Mrs. Trollope on American audiences
Just a few years before Tocqueville's ''Democracy in America'' summed up the nation as a French visitor saw it, Frances Trollope offered an English traveler's view in ''Domestic Manners of the Americans'' (1832), sampled here. It not only outraged US opinion but launched her own literary career long before son Anthony became a famous novelist. m
The theatre at Cincinnati is small, and not very brilliant in decoration, but in the absence of every other amusement our young men frequently attended it, and in the bright clear nights of autumn and winter, the mile and a half of distance was not enough to prevent the less enterprising members of the family from sometimes accompanying them. The great inducement to this was the excellent acting of Mr. and Mrs. Alexander Drake, the managers. Nothing could be more distinct than their line of acting, but the great versatility of their powers enabled them often to appear together. Her cast was the highest walk of tragedy, and his broadest comedy; but yet, as Goldsmith says of his sister heroines, I have known them change characters for a whole evening together, and have wept with him and laughed with her, as it was their will and pleasure to ordain. . . .
It was painful to see these excellent performers playing to a miserable house , not a third full, and the audience probably not including half a dozen persons who would prefer their playing to that of the vilest strollers. In proof of this , I saw them, as managers, give place to paltry third-rate actors from London, who would immediately draw crowded houses, and be overwhelmed with applause. . . .
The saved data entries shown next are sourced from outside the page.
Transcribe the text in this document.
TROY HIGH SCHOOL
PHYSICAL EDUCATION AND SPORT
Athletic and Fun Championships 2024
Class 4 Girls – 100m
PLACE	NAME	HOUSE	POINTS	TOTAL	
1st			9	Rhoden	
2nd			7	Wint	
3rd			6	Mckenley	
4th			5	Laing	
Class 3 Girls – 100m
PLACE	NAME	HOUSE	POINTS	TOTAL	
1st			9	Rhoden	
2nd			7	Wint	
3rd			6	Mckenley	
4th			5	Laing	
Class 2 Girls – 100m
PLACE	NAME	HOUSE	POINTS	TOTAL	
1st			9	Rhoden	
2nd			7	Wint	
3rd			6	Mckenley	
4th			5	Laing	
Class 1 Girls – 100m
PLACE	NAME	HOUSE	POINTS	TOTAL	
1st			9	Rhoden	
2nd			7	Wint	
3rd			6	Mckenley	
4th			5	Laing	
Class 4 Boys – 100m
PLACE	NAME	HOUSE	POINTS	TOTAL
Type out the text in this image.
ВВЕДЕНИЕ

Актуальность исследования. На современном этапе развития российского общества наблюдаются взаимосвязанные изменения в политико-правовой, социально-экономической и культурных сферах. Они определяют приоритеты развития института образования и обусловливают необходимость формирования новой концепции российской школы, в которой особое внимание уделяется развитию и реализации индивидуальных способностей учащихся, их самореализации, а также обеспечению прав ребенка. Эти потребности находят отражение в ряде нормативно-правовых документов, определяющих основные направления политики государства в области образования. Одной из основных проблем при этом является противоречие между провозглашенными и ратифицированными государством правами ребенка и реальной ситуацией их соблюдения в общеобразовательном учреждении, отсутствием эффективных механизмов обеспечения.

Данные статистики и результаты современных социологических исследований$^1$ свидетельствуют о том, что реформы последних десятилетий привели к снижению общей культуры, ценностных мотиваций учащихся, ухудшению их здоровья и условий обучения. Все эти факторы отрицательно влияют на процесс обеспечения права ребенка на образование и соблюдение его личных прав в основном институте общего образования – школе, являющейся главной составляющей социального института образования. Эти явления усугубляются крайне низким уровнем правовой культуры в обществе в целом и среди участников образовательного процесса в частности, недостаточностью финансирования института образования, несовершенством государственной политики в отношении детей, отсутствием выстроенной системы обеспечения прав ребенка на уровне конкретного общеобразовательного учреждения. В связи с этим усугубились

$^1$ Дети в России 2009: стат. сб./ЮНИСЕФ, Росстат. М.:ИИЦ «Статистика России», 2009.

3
The theatre was really not a bad one, though the very poor receipts rendered it impossible to keep it in high order; but an annoyance infinitely greater than decorations indifferently clean, was the style and manner of the audience. Men came into the lower tier of boxes without their coats; and I have seen shirt sleeves tucked up to the shoulder; the spitting was incessant, and the mixed smell of onions and whiskey was enough to make one feel even the Drakes' acting dearly bought by the obligation of enduring its accompaniments.
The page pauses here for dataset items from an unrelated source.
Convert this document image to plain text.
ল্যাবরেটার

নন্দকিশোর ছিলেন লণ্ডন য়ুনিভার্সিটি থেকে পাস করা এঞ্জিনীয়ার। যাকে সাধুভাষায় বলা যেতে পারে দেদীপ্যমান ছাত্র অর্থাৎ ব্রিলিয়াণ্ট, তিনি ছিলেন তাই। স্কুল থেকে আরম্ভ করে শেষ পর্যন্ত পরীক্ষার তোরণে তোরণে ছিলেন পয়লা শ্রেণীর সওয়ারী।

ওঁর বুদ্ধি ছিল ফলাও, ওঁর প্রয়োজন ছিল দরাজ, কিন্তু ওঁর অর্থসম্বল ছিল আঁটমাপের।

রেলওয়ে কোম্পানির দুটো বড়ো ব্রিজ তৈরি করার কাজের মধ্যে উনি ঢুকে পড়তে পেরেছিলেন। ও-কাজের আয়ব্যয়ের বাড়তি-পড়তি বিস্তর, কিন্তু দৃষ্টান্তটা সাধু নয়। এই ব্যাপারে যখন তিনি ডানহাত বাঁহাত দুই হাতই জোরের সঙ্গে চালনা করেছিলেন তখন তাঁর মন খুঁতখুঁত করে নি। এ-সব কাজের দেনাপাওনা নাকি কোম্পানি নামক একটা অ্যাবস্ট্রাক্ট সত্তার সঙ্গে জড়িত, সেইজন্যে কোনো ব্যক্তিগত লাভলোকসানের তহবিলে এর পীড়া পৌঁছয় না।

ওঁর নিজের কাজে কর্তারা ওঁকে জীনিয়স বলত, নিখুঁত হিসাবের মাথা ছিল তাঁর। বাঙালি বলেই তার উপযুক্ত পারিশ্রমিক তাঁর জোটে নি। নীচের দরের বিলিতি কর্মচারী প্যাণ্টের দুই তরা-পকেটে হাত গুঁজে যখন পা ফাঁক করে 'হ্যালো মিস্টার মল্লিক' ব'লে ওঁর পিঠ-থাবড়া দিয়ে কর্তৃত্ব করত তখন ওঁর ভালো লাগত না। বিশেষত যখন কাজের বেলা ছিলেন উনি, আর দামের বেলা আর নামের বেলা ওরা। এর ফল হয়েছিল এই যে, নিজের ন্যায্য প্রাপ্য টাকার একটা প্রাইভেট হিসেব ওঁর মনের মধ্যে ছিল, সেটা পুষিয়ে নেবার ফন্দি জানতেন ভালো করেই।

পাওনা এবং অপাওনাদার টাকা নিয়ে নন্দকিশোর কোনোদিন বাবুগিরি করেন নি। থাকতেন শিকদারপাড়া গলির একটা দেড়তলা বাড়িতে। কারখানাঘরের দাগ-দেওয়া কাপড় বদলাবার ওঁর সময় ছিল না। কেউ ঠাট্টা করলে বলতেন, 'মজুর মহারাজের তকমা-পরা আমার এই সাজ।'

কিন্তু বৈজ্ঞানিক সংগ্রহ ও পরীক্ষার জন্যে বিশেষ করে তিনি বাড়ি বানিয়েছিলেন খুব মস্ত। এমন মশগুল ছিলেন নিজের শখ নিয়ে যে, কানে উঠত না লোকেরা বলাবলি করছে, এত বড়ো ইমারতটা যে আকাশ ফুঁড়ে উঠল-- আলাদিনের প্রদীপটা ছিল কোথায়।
The bearing and attitudes of the men are perfectly indescribable; the heels thrown higher than the head, the entire rear of the person presented to the audience, the whole length supported on the benches, are among the varieties that these exquisite posture-masters exhibit. The noises, too were perpetual, and of the most unpleasant kind; the applause is expressed by cries and thumping with the feet, instead of clapping; and when a patriotic fit seized them, and ''Yankee Doodle'' was called for, every man seemed to think his reputation as a citizen depended on the noise he made.